Ruto and I agree on one aspect: LGBTIQ+ is practice, not identity.
It is how we who use those terms live and love and feel and affiliate and make lives, despite all the things arrayed against us. It is how we find pleasure and make friends and find lovers and make art and create theory and compose music and grow food and nurture flowers and take our hormones and stay on antiretrovirals and PrEP and ask friends which therapists are safe to visit and which doctors and landlords and lawyers and accountants and shopkeepers and neighbourhoods and employers are safe. It is how we ensure we continue to live. It is how we grieve those we lose to violence. It is how we organize for justice against those who harm us. It is the differences among us: we do not all agree. But we learn from Audre Lorde that difference can be a source of energy, not the destruction of alliance.
If we are a distraction, we ask to be a distraction that demands care. A distraction that breaks habituated ways of being and asks how we might live with utu/ubuntu.
Professor Micere Githae Mugo described utu as “the capacity to exhibit behavior that is humane.” She offers this example of a greeting from the Shona people:
The originator of the greeting: “How are you? Are you well?
The respondent: “ I am only well if you too are well.”
Utu/Ubuntu in action.
Distraction might be a neighbour who drops by unexpectedly and the rituals of hospitality that demand you offer tea or fruit and share space and time with them. Distraction might name how you respond to someone in distress, how we are moved out of ourselves to be and remain in relation with others, which is to be returned to ourselves as the shared possibility of us.

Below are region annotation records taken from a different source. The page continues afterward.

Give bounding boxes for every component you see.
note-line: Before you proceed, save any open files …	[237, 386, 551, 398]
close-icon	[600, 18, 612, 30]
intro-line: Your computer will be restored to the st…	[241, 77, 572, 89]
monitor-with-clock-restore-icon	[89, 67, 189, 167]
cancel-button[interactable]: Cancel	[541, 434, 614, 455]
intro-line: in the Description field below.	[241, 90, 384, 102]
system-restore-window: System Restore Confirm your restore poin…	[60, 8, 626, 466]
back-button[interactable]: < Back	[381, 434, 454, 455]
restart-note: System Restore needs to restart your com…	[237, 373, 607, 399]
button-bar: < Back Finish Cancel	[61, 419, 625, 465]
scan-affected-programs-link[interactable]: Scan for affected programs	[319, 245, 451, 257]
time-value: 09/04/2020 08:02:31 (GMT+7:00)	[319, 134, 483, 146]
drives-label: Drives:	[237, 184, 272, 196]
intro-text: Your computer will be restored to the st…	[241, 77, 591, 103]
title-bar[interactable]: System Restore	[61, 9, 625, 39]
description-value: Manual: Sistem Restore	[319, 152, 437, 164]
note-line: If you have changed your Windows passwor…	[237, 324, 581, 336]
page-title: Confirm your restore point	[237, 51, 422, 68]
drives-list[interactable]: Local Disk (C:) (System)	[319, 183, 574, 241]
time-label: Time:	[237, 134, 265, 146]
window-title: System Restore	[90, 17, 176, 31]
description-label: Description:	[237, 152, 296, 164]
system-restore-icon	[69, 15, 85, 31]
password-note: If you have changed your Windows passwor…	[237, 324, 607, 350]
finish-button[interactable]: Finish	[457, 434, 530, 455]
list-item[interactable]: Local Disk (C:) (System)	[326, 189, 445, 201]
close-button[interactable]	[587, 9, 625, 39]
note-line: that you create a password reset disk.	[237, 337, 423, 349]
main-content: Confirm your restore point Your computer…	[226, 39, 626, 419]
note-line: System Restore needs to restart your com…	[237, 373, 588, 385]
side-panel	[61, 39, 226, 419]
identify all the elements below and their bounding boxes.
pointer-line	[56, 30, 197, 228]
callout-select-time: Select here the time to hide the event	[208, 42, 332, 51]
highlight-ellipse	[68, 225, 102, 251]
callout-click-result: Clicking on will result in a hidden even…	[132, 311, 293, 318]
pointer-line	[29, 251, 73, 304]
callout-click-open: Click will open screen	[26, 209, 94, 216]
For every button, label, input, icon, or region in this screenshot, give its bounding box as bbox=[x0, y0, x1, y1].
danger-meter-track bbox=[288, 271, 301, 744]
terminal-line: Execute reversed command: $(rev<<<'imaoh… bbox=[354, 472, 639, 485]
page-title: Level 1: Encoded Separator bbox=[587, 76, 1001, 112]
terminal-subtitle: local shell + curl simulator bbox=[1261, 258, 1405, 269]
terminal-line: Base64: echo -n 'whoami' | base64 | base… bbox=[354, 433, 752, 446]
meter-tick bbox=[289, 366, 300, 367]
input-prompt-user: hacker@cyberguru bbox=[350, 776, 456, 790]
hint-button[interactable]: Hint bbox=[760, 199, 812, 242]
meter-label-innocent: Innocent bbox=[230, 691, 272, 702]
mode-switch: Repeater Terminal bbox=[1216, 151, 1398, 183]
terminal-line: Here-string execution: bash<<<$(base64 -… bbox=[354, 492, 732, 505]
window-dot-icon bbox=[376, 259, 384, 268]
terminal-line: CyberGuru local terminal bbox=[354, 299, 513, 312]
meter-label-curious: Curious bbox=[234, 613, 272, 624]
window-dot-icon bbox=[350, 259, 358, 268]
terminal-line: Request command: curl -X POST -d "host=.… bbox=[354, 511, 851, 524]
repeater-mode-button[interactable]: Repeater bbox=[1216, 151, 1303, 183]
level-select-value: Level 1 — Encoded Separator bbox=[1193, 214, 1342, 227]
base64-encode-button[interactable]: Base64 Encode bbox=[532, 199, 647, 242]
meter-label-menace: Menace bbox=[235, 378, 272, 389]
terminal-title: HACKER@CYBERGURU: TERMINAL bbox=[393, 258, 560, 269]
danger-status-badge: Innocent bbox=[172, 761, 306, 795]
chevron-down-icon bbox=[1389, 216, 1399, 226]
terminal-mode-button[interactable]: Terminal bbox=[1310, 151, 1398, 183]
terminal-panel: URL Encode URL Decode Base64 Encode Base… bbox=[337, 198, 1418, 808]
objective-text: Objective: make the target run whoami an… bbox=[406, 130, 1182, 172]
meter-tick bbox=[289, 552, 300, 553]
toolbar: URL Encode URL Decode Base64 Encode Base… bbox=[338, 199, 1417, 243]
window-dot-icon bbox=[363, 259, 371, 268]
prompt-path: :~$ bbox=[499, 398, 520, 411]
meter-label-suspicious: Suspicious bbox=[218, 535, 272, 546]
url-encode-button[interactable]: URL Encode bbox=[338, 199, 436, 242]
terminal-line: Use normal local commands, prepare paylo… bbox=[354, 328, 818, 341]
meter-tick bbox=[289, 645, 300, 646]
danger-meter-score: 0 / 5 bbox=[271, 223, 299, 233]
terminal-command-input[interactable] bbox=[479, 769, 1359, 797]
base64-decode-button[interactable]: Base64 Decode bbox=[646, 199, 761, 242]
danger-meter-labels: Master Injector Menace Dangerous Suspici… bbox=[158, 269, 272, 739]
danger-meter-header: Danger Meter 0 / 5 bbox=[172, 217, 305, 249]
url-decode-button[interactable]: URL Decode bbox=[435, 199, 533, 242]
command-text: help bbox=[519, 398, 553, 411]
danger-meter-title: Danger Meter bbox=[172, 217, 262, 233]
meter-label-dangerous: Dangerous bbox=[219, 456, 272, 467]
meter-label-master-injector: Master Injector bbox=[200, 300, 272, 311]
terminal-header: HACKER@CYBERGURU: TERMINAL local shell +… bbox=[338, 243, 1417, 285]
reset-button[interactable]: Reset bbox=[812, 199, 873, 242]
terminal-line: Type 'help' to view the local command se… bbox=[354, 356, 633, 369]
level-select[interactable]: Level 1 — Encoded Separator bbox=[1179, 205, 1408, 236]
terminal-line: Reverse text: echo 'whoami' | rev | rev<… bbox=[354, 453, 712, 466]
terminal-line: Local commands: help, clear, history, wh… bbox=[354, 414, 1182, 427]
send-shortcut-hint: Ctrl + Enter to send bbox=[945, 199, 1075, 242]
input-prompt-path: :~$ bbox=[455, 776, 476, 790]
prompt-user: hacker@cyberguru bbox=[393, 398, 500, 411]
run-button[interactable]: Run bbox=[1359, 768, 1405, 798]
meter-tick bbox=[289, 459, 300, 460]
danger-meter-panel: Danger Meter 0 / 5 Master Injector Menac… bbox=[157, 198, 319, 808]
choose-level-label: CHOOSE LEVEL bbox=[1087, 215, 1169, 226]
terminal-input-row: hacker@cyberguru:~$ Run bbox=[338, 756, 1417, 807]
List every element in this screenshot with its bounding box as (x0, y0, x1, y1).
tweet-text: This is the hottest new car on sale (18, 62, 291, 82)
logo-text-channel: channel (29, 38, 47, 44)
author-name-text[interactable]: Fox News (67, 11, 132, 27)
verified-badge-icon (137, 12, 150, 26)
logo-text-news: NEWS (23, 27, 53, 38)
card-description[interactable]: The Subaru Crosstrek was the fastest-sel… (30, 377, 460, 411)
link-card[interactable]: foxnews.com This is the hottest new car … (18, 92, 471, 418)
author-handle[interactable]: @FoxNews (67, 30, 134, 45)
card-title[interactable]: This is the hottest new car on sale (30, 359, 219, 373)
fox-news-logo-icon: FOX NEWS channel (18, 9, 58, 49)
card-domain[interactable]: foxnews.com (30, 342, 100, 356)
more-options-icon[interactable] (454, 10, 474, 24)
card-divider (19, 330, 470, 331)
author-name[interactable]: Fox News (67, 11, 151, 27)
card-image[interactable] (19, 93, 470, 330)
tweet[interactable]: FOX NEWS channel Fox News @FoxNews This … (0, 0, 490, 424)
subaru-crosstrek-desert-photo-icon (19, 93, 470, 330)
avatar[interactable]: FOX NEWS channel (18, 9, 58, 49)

And it might be that distraction is how we remove ourselves from our habituated attunements and rejoin the improvisatory choreography of the social, how we listen to the call so we can join in the response.
Distraction can remind us that we live in relation, that we are interdependent, that to harm each other is to tear at the fabric of our collective being. Distraction can embed us in utu/ubuntu, the collective life force we generate and sustain through practices of care: I am, because we are.
As someone who has been studying ways in which we care, I have never thought of distraction as a way of care. Thanks for making me imagine new ways of caring.
I loved this read on distraction. I value both the political point, and the tenderness with which the matter (sensory, embodied) of personhood, and inter-personhood, has been raised. I approached the title expecting an original take on a familiar subject -- distraction as minor assault on sacred flow/ solitude etc -- and found an original angle on familial/kin care. I am constructively challenged (habituated to the former, individualist notion of distraction).